Barangkali memang begitu adanya. Bisakah kita menerima sosok yang cantik dan pintar itu dengan sedikit cacat dalam bersikap. Hingga nantinya berusaha bersama untuk saling memperbaiki diri. Bisakah kita mengakui pria dengan bibit dan bobot yang baik itu meski bebet belum mencukupi. Hingga nantinya bertekad untuk berjuang mencukupi bebet bersama. Andai kita bisa menerima, tentu perkara menautkan hati pun menjadi mudah kiranya.

Saya jadi teringat sebuah hikmah dari buku yang dulu pernah saya baca.
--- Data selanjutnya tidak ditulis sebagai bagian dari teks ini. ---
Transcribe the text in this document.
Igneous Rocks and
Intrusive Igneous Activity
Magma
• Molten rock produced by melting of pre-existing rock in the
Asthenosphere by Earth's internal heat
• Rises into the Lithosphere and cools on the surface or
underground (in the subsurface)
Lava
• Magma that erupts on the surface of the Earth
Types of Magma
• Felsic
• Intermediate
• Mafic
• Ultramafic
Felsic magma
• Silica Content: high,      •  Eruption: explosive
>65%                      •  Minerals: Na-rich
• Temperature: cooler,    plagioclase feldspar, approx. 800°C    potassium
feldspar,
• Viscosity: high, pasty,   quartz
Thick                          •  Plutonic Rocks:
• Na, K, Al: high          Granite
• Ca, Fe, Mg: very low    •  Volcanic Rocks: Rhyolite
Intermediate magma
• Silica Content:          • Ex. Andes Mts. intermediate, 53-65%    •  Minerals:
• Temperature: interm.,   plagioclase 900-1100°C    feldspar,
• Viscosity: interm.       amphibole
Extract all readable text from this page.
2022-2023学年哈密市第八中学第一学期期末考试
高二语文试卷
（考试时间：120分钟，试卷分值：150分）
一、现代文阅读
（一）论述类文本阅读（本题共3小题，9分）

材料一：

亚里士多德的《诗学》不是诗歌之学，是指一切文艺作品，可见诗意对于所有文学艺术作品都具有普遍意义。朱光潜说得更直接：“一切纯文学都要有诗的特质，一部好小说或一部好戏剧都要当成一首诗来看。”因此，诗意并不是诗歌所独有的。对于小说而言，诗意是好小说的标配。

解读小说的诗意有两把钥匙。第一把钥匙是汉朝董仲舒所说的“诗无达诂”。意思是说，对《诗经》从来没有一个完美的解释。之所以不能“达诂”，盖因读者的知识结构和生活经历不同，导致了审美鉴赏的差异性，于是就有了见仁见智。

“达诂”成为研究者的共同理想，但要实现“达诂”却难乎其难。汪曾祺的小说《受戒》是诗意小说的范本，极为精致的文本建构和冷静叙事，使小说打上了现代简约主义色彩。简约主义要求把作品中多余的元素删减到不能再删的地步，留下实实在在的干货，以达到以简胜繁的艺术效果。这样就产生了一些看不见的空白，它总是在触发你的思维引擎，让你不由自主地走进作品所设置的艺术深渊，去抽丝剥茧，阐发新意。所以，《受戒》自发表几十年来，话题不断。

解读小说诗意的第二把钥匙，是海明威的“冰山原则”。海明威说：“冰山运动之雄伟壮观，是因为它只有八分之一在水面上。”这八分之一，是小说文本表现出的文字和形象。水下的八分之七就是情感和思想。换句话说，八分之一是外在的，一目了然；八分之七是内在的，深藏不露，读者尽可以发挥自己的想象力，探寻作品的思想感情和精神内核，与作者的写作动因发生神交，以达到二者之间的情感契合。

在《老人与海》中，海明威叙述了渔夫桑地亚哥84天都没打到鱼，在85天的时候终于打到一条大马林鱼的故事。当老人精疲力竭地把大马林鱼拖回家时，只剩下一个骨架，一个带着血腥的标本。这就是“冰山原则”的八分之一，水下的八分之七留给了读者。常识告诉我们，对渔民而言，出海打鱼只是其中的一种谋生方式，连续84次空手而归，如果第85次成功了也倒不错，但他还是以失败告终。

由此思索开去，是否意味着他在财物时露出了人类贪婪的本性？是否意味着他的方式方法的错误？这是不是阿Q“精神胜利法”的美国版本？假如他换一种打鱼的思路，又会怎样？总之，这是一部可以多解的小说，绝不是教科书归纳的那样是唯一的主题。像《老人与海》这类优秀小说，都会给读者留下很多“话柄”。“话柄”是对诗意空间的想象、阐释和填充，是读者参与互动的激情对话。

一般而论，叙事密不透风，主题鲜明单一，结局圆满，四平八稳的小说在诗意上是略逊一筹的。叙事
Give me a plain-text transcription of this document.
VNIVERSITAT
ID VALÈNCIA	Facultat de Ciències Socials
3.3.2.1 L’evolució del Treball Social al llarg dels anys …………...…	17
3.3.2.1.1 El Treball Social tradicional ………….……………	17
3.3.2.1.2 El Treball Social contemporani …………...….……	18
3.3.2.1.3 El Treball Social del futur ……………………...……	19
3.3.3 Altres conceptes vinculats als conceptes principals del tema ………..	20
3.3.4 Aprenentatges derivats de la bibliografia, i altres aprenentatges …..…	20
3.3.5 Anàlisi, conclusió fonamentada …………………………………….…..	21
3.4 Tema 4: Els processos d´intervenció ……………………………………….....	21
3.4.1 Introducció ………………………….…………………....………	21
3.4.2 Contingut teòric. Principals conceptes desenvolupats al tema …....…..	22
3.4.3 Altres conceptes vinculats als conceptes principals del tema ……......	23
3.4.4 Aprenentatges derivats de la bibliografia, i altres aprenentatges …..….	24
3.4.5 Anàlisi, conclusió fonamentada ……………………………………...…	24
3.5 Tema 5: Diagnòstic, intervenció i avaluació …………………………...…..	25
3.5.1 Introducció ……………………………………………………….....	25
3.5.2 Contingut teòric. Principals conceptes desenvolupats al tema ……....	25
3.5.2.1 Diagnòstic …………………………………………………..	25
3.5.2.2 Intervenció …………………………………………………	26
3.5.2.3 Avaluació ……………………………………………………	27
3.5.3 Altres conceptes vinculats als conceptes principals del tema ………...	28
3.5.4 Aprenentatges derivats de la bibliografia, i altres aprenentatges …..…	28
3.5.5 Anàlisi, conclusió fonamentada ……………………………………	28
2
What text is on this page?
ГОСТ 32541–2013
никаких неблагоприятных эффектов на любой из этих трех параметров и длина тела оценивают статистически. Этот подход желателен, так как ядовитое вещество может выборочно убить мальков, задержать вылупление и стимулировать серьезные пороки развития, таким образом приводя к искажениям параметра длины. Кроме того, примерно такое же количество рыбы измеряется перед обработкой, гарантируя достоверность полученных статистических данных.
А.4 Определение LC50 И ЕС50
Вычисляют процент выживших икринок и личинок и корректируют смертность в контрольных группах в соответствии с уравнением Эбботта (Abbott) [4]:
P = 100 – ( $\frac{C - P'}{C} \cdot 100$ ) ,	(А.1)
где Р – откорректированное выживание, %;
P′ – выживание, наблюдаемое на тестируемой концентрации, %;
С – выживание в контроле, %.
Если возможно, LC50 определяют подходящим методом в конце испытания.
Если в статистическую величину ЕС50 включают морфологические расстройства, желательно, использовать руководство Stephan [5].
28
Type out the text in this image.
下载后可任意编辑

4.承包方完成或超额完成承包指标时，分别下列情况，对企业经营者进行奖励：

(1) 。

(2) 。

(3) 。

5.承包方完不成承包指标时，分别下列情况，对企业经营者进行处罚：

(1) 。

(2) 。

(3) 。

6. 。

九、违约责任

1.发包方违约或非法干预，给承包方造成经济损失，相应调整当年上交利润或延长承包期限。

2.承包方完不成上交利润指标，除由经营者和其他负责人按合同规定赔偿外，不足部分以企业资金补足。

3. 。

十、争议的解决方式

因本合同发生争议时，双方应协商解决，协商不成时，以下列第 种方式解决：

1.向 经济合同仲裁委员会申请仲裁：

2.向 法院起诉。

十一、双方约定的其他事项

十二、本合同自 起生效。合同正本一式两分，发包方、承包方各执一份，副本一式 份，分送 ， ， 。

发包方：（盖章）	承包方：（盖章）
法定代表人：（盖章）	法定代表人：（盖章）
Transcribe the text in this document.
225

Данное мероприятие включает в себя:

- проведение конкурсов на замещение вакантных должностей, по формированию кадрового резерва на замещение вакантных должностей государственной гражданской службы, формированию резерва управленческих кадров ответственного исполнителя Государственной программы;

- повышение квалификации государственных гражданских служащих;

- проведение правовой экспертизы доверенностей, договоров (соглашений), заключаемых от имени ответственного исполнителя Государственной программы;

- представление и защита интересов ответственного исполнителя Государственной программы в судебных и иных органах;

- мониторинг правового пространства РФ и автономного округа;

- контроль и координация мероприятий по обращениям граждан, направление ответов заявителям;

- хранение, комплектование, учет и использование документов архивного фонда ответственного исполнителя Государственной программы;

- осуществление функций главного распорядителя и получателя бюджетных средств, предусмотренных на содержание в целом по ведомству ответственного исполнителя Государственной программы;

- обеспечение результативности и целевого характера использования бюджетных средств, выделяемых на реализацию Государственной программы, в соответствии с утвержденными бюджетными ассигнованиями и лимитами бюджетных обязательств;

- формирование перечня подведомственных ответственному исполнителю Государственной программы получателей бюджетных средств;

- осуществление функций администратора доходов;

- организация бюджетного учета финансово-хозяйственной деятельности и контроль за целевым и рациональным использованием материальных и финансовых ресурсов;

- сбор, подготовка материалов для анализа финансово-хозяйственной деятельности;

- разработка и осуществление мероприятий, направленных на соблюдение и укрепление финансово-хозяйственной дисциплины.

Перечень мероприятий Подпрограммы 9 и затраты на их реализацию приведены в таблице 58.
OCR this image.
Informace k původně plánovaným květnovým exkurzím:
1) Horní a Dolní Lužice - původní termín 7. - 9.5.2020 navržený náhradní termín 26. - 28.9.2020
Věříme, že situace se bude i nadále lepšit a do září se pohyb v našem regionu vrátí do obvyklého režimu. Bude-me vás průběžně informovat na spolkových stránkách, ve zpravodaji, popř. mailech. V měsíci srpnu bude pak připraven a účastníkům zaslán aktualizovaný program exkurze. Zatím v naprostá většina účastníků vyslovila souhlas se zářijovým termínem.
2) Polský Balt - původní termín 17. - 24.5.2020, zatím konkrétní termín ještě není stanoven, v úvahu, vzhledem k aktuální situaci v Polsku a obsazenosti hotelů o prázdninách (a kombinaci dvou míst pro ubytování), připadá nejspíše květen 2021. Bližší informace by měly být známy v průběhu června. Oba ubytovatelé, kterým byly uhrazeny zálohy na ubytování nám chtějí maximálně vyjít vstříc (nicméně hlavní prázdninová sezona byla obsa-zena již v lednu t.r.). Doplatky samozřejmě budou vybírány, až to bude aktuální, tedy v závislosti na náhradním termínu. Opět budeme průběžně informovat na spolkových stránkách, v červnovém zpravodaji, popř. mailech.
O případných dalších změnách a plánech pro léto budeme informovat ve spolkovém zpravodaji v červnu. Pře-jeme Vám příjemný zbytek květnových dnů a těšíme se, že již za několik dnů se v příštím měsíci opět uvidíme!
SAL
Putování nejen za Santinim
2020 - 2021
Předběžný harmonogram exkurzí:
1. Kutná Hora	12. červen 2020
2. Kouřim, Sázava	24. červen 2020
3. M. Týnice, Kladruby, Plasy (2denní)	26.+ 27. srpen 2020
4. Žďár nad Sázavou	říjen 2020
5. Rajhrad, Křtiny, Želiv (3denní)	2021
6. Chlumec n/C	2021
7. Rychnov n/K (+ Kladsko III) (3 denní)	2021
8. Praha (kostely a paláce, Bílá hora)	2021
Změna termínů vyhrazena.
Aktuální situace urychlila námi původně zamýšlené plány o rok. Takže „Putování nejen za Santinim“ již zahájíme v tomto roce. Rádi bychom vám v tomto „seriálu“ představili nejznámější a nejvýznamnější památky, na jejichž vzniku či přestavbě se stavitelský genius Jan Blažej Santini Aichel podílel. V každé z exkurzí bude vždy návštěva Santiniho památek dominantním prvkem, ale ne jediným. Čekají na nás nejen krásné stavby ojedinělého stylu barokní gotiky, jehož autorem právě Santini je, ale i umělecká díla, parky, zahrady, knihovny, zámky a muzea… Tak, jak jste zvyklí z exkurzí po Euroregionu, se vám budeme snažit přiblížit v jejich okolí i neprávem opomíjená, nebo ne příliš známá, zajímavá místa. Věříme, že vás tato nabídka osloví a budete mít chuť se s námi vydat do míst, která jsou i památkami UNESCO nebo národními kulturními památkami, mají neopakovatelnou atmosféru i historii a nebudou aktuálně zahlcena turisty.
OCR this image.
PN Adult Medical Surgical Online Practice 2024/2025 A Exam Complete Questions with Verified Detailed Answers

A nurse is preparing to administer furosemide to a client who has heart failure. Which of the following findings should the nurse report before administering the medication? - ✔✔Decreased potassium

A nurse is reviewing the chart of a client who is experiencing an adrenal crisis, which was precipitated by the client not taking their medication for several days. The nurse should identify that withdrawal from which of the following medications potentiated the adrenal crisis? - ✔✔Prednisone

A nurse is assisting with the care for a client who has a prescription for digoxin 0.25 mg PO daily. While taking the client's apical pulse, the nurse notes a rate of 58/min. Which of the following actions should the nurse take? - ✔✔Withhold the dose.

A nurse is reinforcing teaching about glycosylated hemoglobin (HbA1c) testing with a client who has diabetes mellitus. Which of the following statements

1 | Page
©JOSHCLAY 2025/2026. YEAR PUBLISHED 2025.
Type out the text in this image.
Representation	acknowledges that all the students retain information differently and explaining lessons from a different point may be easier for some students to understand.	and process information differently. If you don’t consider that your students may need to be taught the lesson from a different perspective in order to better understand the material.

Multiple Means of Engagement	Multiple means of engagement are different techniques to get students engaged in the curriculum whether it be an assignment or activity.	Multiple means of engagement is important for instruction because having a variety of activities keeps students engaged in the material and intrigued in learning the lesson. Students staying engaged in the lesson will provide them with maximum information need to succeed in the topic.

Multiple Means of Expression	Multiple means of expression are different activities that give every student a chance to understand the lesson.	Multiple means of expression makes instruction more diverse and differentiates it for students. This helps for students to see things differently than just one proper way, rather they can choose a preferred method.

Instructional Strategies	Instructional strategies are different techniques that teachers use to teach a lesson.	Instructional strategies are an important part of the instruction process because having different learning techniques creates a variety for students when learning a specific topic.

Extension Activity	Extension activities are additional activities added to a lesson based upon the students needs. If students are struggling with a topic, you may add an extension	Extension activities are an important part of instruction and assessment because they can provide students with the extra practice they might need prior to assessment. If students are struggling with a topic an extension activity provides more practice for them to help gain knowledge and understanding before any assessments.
Kurang lebih pesannya begini, “Jika nanti ada seorang pria dengan keimanan pada Allah SWT menemuimu, maka tak ada alasan untuk mengatakan tidak.” Wow, sesimpel itukah?

Mungkin yang harus disadari adalah, asal iman masih di hati maka semua masalah menjadi tak berarti. Ketika iman di hati, maka kita akan percaya bahwa itulah jodoh terbaik yang Allah hadiahkan untuk kita. Bibit, bobot, bebet atau brain, beauty, behavior? Itu sih bisa diperbaiki.


4 comments:

  1. Pertanyaan yang muncul kemudian adalaah..

    bagaimana kita mau menilai keimanan seseorang, mbakyu..?

    ReplyDelete
  2. Dalam hadits disebutkan jika datang seorang laki-laki yang kamu ridhai (senangi) agamanya. Artinya menilai iman tergantung dari si wanita, apakah dia senang atau tidak dengan agama si pria.

    ReplyDelete
  3. maka, bagaimana kita mengukur konsentrasi agama seseorang, mbakyu?

    seingat saya, "kamu" dalam hadits itu menunjuk kepada wali si wanita..? betulkah? atau saya yang salah?

    ReplyDelete
  4. Oh, iya benar. Yang dimaksud kamu adalah wali yang menerima lamaran dari seorang pria.
    Secara lengkapnya kurang lebih begini haditsnya, "Jika ada seorang laki-laki yang kamu ridhai agama dan akhlaqnya datang melamar (putri) mu maka nikahkanlah dia, jika kalian tidak melakukakannya maka akan terjadi fitnah di muka bumi dan keurasakan yang meluas”. (HR. Bukhari)
    Di situ disebutkan agama dan akhlak. Agama sendiri dalam hal ini iman adalah sesuatu yang tidak hanya dalam hati, tetapi juga amalan dan perkataan. Jadi, barangkali bisa dilihat dari amalan dan perkataannya alias akhlaknya itu sendiri.
    Perkara bagaimana hatinya, itulah mengapa orang tetap butuh berdoa.